Prime Minister Imran Khan on Monday shared that he is considering "talking to insurgents" in Balochistan, saying that the government would never have had to worry about insurgency in the province if attention had been paid to its development.
He made the comments while addressing a gathering of local elders, students and business leaders in Gwadar during a one-day visit to the city. The premier said that he had always thought that when the PTI came to power, the government would pay attention to Balochistan because when the province progressed and there was peace, Balochistan's people would "understand that Pakistan is also theirs and say 'we should also fight for it because it thinks of our basic needs and problems'".
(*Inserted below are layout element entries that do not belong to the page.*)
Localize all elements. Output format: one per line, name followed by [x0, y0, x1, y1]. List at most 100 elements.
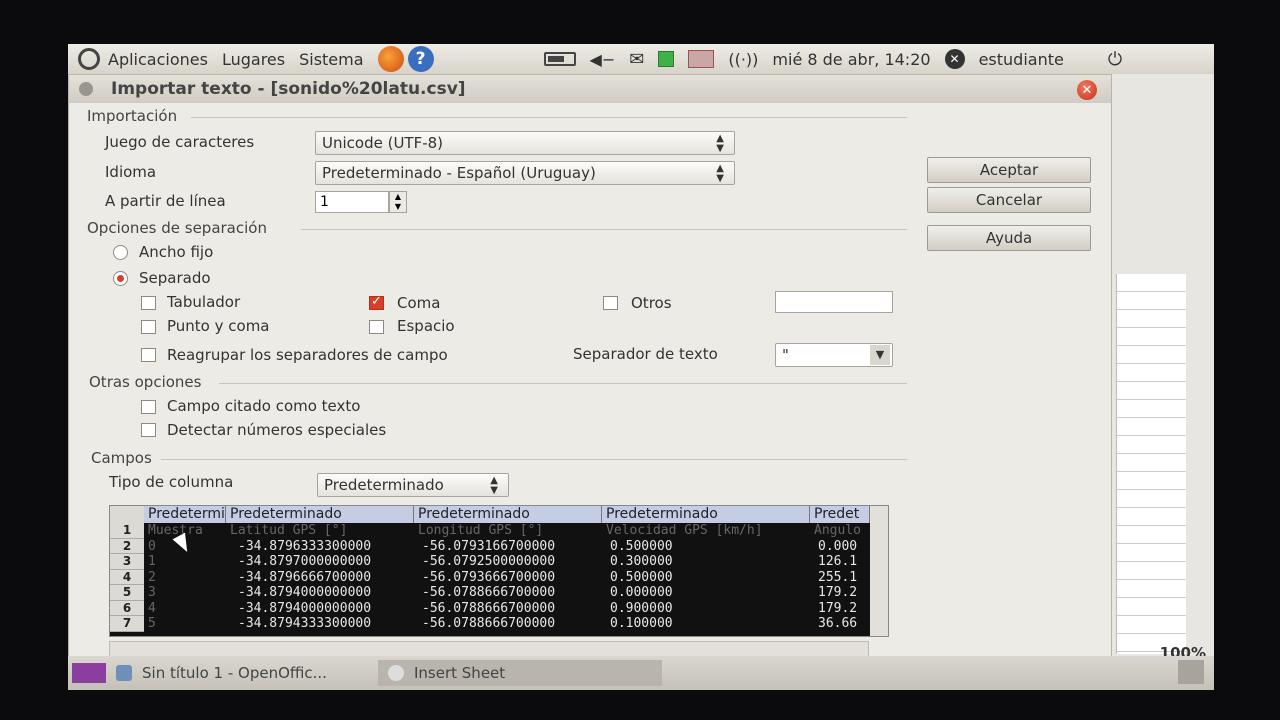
spin-arrows-icon: ▲ ▼: [716, 163, 724, 184]
other-checkbox[interactable]: [603, 296, 618, 310]
quoted-as-text-label[interactable]: Campo citado como texto: [167, 397, 360, 415]
taskbar-item-label: Insert Sheet: [414, 664, 506, 682]
preview-vertical-scrollbar[interactable]: [870, 506, 888, 636]
semicolon-label[interactable]: Punto y coma: [167, 317, 270, 335]
spin-arrows-icon: ▲ ▼: [490, 475, 498, 496]
separated-label[interactable]: Separado: [139, 269, 211, 287]
table-cell: -56.0788666700000: [422, 616, 556, 631]
preview-horizontal-scrollbar[interactable]: [109, 641, 869, 657]
ok-button[interactable]: Aceptar: [927, 157, 1091, 183]
table-cell: Longitud GPS [°]: [418, 523, 544, 538]
table-cell: 36.66: [818, 616, 858, 631]
power-icon[interactable]: ⏻: [1108, 49, 1122, 70]
preview-col-header[interactable]: Predeterminado: [144, 506, 226, 523]
preview-col-header[interactable]: Predeterminado: [602, 506, 810, 523]
table-cell: Ángulo: [814, 523, 861, 538]
semicolon-checkbox[interactable]: [141, 320, 156, 334]
import-preview-grid[interactable]: Predeterminado Predeterminado Predetermi…: [109, 505, 889, 637]
fixed-width-label[interactable]: Ancho fijo: [139, 243, 213, 261]
window-menu-icon[interactable]: [79, 82, 93, 96]
from-line-stepper[interactable]: ▲ ▼: [389, 191, 407, 213]
spin-arrows-icon: ▲ ▼: [716, 133, 724, 154]
text-delimiter-select[interactable]: " ▼: [775, 343, 893, 367]
comma-checkbox[interactable]: [369, 294, 384, 310]
close-icon[interactable]: ✕: [1077, 80, 1097, 100]
ubuntu-logo-icon[interactable]: [78, 48, 100, 70]
comma-label[interactable]: Coma: [397, 294, 440, 312]
row-number: 3: [110, 554, 144, 570]
trash-icon[interactable]: [1178, 660, 1204, 684]
table-cell: 1: [148, 554, 156, 569]
row-number: 2: [110, 538, 144, 554]
row-number: 6: [110, 600, 144, 616]
row-number: 7: [110, 616, 144, 632]
table-cell: 2: [148, 569, 156, 585]
divider: [301, 229, 907, 230]
firefox-icon[interactable]: [377, 46, 404, 72]
preview-col-header[interactable]: Predeterminado: [226, 506, 414, 523]
fixed-width-radio[interactable]: [113, 245, 128, 260]
table-cell: -34.8796666700000: [238, 569, 372, 585]
system-tray: ◀− ✉ ((·)) mié 8 de abr, 14:20 ✕ estudia…: [543, 49, 1122, 70]
language-select[interactable]: Predeterminado - Español (Uruguay) ▲ ▼: [315, 161, 735, 185]
row-number: 1: [110, 523, 144, 539]
separated-radio[interactable]: [113, 271, 128, 286]
divider: [191, 117, 907, 118]
table-cell: -56.0788666700000: [422, 600, 556, 616]
from-line-input[interactable]: 1: [315, 191, 389, 213]
section-separacion: Opciones de separación: [87, 219, 267, 237]
bottom-taskbar: Sin título 1 - OpenOffic... Insert Sheet: [68, 656, 1214, 690]
table-cell: Velocidad GPS [km/h]: [606, 523, 763, 538]
show-desktop-icon[interactable]: [72, 663, 106, 683]
charset-label: Juego de caracteres: [105, 133, 255, 151]
from-line-label: A partir de línea: [105, 192, 226, 210]
dialog-titlebar[interactable]: Importar texto - [sonido%20latu.csv] ✕: [69, 75, 1111, 103]
import-text-dialog: Importar texto - [sonido%20latu.csv] ✕ I…: [68, 74, 1112, 664]
quoted-as-text-checkbox[interactable]: [141, 400, 156, 414]
tab-checkbox[interactable]: [141, 296, 156, 310]
table-cell: 126.1: [818, 554, 858, 569]
table-cell: -34.8797000000000: [238, 554, 372, 569]
table-cell: 0.900000: [610, 600, 673, 616]
cancel-button[interactable]: Cancelar: [927, 187, 1091, 213]
taskbar-item-openoffice[interactable]: Sin título 1 - OpenOffic...: [106, 660, 378, 686]
clock[interactable]: mié 8 de abr, 14:20: [772, 50, 930, 69]
merge-delimiters-checkbox[interactable]: [141, 348, 156, 362]
menu-sistema[interactable]: Sistema: [299, 50, 363, 69]
mail-icon[interactable]: ✉: [629, 49, 644, 70]
menu-lugares[interactable]: Lugares: [222, 50, 285, 69]
battery-icon[interactable]: [543, 52, 576, 66]
wifi-icon[interactable]: ((·)): [728, 50, 758, 69]
detect-special-numbers-label[interactable]: Detectar números especiales: [167, 421, 386, 439]
preview-col-header[interactable]: Predeterminado: [414, 506, 602, 523]
detect-special-numbers-checkbox[interactable]: [141, 423, 156, 437]
other-label[interactable]: Otros: [631, 294, 672, 312]
preview-col-header[interactable]: Predet: [810, 506, 870, 523]
taskbar-item-insert-sheet[interactable]: Insert Sheet: [378, 660, 662, 686]
space-checkbox[interactable]: [369, 320, 384, 334]
volume-icon[interactable]: ◀−: [590, 50, 616, 69]
username[interactable]: estudiante: [979, 50, 1064, 69]
space-label[interactable]: Espacio: [397, 317, 455, 335]
table-cell: -56.0788666700000: [422, 585, 556, 600]
other-separator-input[interactable]: [775, 291, 893, 313]
section-otras: Otras opciones: [89, 373, 202, 391]
column-type-value: Predeterminado: [324, 476, 444, 494]
help-button[interactable]: Ayuda: [927, 225, 1091, 251]
merge-delimiters-label[interactable]: Reagrupar los separadores de campo: [167, 346, 448, 364]
section-importacion: Importación: [87, 107, 178, 125]
tab-label[interactable]: Tabulador: [167, 293, 240, 311]
table-cell: 5: [148, 616, 156, 631]
spreadsheet-grid: [1116, 274, 1186, 654]
table-cell: 4: [148, 600, 156, 616]
column-type-select[interactable]: Predeterminado ▲ ▼: [317, 473, 509, 497]
user-status-icon[interactable]: ✕: [944, 49, 965, 69]
table-cell: -34.8794000000000: [238, 600, 372, 616]
table-cell: 255.1: [818, 569, 858, 585]
network-icon[interactable]: [658, 51, 675, 67]
calendar-icon[interactable]: [688, 50, 715, 68]
chevron-down-icon[interactable]: ▼: [870, 345, 890, 365]
menu-aplicaciones[interactable]: Aplicaciones: [108, 50, 208, 69]
help-icon[interactable]: ?: [407, 46, 434, 72]
charset-select[interactable]: Unicode (UTF-8) ▲ ▼: [315, 131, 735, 155]
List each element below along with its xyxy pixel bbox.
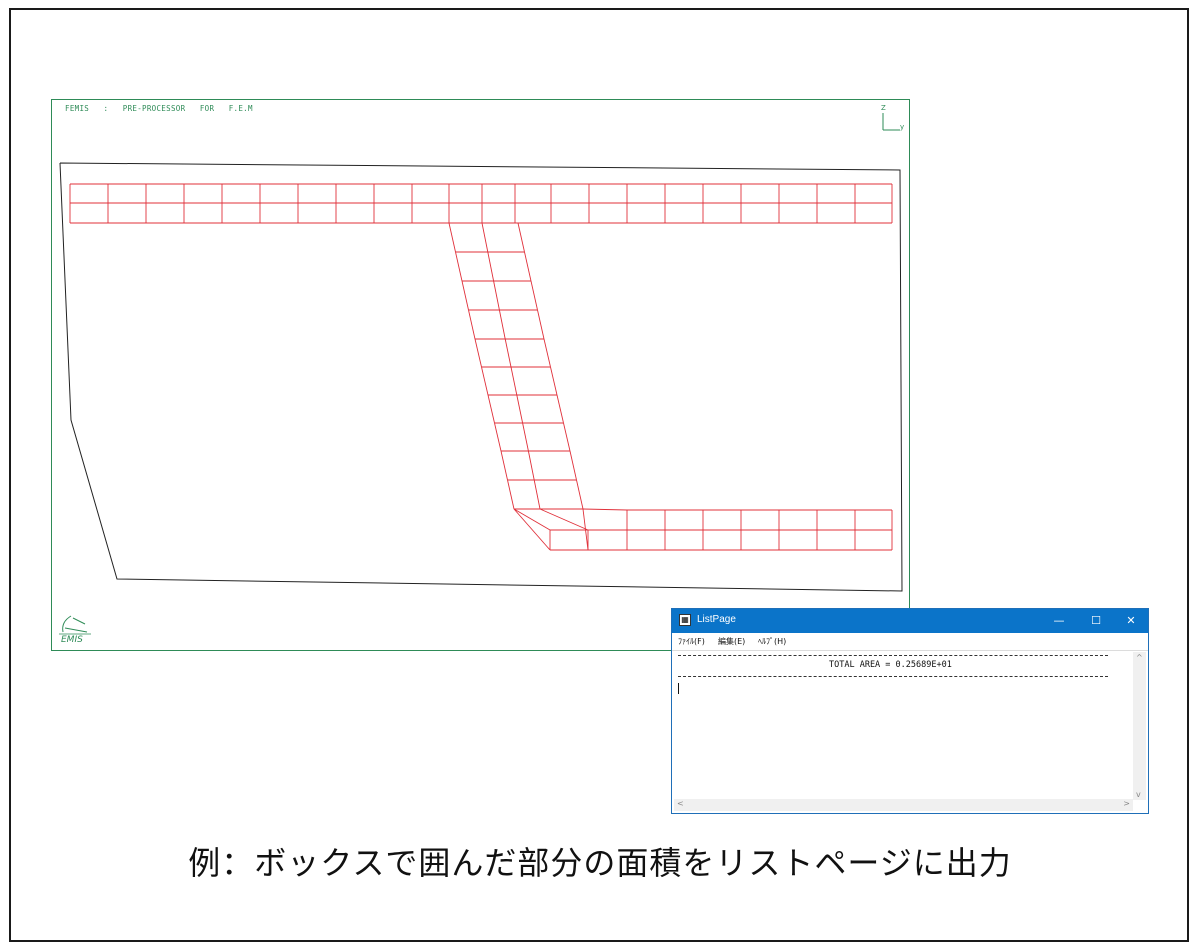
vertical-scrollbar[interactable]: ^ v	[1133, 652, 1146, 800]
menu-edit[interactable]: 編集(E)	[718, 636, 745, 647]
mesh-edge	[494, 422, 502, 452]
maximize-button[interactable]: ☐	[1081, 612, 1111, 630]
scroll-down-icon[interactable]: v	[1136, 790, 1141, 799]
listpage-window[interactable]: ▦ ListPage — ☐ ✕ ﾌｧｲﾙ(F) 編集(E) ﾍﾙﾌﾟ(H) T…	[671, 608, 1149, 814]
mesh-edge	[530, 280, 538, 311]
app-icon: ▦	[679, 614, 691, 626]
mesh-edge	[527, 450, 535, 481]
mesh-edge	[487, 251, 495, 282]
text-caret	[678, 683, 679, 694]
menu-bar: ﾌｧｲﾙ(F) 編集(E) ﾍﾙﾌﾟ(H)	[672, 633, 1148, 651]
mesh-edge	[556, 394, 564, 424]
svg-text:EMIS: EMIS	[61, 635, 83, 644]
mesh-edge	[455, 251, 463, 282]
mesh-canvas[interactable]	[52, 100, 909, 650]
model-outline	[59, 162, 903, 592]
scroll-right-icon[interactable]: >	[1123, 799, 1130, 808]
menu-help[interactable]: ﾍﾙﾌﾟ(H)	[758, 636, 786, 647]
mesh-edge	[481, 222, 489, 253]
dash-divider-bottom	[678, 676, 1108, 677]
mesh-edge	[569, 450, 577, 481]
mesh-edge	[539, 508, 589, 531]
mesh-edge	[510, 366, 518, 396]
minimize-button[interactable]: —	[1044, 612, 1074, 630]
mesh-edge	[563, 422, 571, 452]
mesh-edge	[500, 450, 508, 481]
femis-viewport[interactable]: FEMIS : PRE-PROCESSOR FOR F.E.M Z y EMIS	[51, 99, 910, 651]
mesh-edge	[481, 366, 489, 396]
total-area-text: TOTAL AREA = 0.25689E+01	[829, 660, 952, 670]
mesh-edge	[522, 422, 529, 452]
close-button[interactable]: ✕	[1116, 612, 1146, 630]
axis-y-label: y	[900, 123, 905, 131]
scroll-left-icon[interactable]: <	[677, 799, 684, 808]
mesh-edge	[513, 508, 551, 531]
mesh-edge	[493, 280, 500, 311]
mesh-edge	[516, 394, 524, 424]
listpage-titlebar[interactable]: ▦ ListPage — ☐ ✕	[672, 609, 1148, 633]
caption-text: 例：ボックスで囲んだ部分の面積をリストページに出力	[188, 844, 1012, 882]
mesh-edge	[461, 280, 469, 311]
dash-divider-top	[678, 655, 1108, 656]
mesh-edge	[504, 338, 512, 368]
mesh-edge	[537, 309, 545, 340]
mesh-edge	[513, 508, 551, 551]
femis-logo: EMIS	[59, 615, 91, 644]
mesh-edge	[533, 479, 541, 510]
horizontal-scrollbar[interactable]: < >	[674, 799, 1133, 811]
axis-indicator: Z y	[878, 104, 908, 134]
window-title: ListPage	[697, 614, 736, 625]
mesh-edge	[582, 508, 628, 511]
mesh-edge	[498, 309, 506, 340]
mesh-edge	[448, 222, 456, 253]
mesh-edge	[517, 222, 525, 253]
mesh-edge	[524, 251, 532, 282]
menu-file[interactable]: ﾌｧｲﾙ(F)	[678, 636, 705, 647]
mesh-edge	[550, 366, 558, 396]
mesh-edge	[507, 479, 515, 510]
mesh-edge	[468, 309, 476, 340]
mesh-edge	[474, 338, 482, 368]
mesh-edge	[487, 394, 495, 424]
list-content[interactable]: TOTAL AREA = 0.25689E+01	[674, 652, 1134, 800]
scroll-up-icon[interactable]: ^	[1136, 653, 1143, 662]
mesh-edge	[543, 338, 551, 368]
mesh-edge	[576, 479, 584, 510]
He said that if development work had been carried out in the province, "we would never have had to worry about insurgents."
"It may be that they had grievances in the old times and may have been used by other countries ... India may have used them to spread chaos but the situation [now] is not the same," he added.
The prime minister said that even though the economic situation of the country was better, it was still not good enough that the government could give "so much money" to Balochistan from the funds allocated for federal public sector development projects (PSDP).
"But we have given the biggest package to Balochistan because we believe that justice has indeed not been done with the people of Balochistan; they have been left behind."
He added that the "Centre did not do justice with Balochistan and neither did its politicians." The money that was supposed to be spent on the development of the province was spent by the politicians on themselves, he said.
"The sense of deprivation that started spreading in Balochistan, it would never have spread if the politicians in Balochistan had spent money in the right way."
Sharing projects the federal government was initiating in Gwadar, the prime minister said that efforts were being made to set up a desalination plant in the city as soon as possible. In addition, a 300-bed teaching hospital would also be built, he said.
He also shared that the government had imposed a complete ban on the entry of foreign fishing trawlers in Pakistan's waters in order to protect local fishermen who he said had been working for decades and were now seeing their livelihoods reduced.
The premier said he was specifically "talking about Chinese trawlers", adding that the Chinese government "would not think bad [because] we have very good relations". He assured the fishermen, "we will give full protection."
He said that out of a total allocation of Rs10 billion for the Kamyab Jawan programme in the province, Rs5bn had been spent on upgrading fishing boats and other equipment.
At the outset of his speech, the premier lamented that previous governments had not paid attention to Balochistan, saying that the "reason could be found in the parliamentary democracy system in Pakistan".
"If I too became the prime minister and my only purpose is to win the election and I do everything for that, I too will not pay attention to Balochistan because I cannot win the election from Balochistan.
"I would think that instead of visiting Balochistan, why don't I go to London to spend my summers and shop from Harrods? I would have earned money from corruption with great difficulty, why should I not spend it in London?" he said in an apparent reference to former prime minister Nawaz Sharif.
The premier said that Nawaz had made 24 trips to London during his tenure, of which 23 were private trips and only one was an official visit. "I think he didn't come to Balochistan even two times."
He added that former president Asif Ali Zardari had made 81 trips to Dubai during his tenure, saying "the purposes of those because of whom Pakistan did not reach the position it should have were different."
"If someone thinks of Pakistan, he will definitely think of Balochistan. If somebody thinks of election, he will think that there are more National Assembly seats in just Faisalabad division than in [the whole of] Balochistan so he should only pay attention to that."
Prime Minister Imran said it was the "misfortune" of those politicians because they did not realise if they had paid attention to the whole of Pakistan, "they would still be the prime minister today."
He noted that a country could only progress if all its areas progressed, adding "it cannot happen that a small area rises and the others don't."
The premier said every area had its advantages, pointing out that Balochistan had the most mineral resources, Punjab was a bread basket because of its wheat production, Karachi was the financial capital and the northern areas and Khyber Pakhtunkhwa were tourist hubs.
"How does a country rise? When it combines the different advantages of different areas, it rises," he said.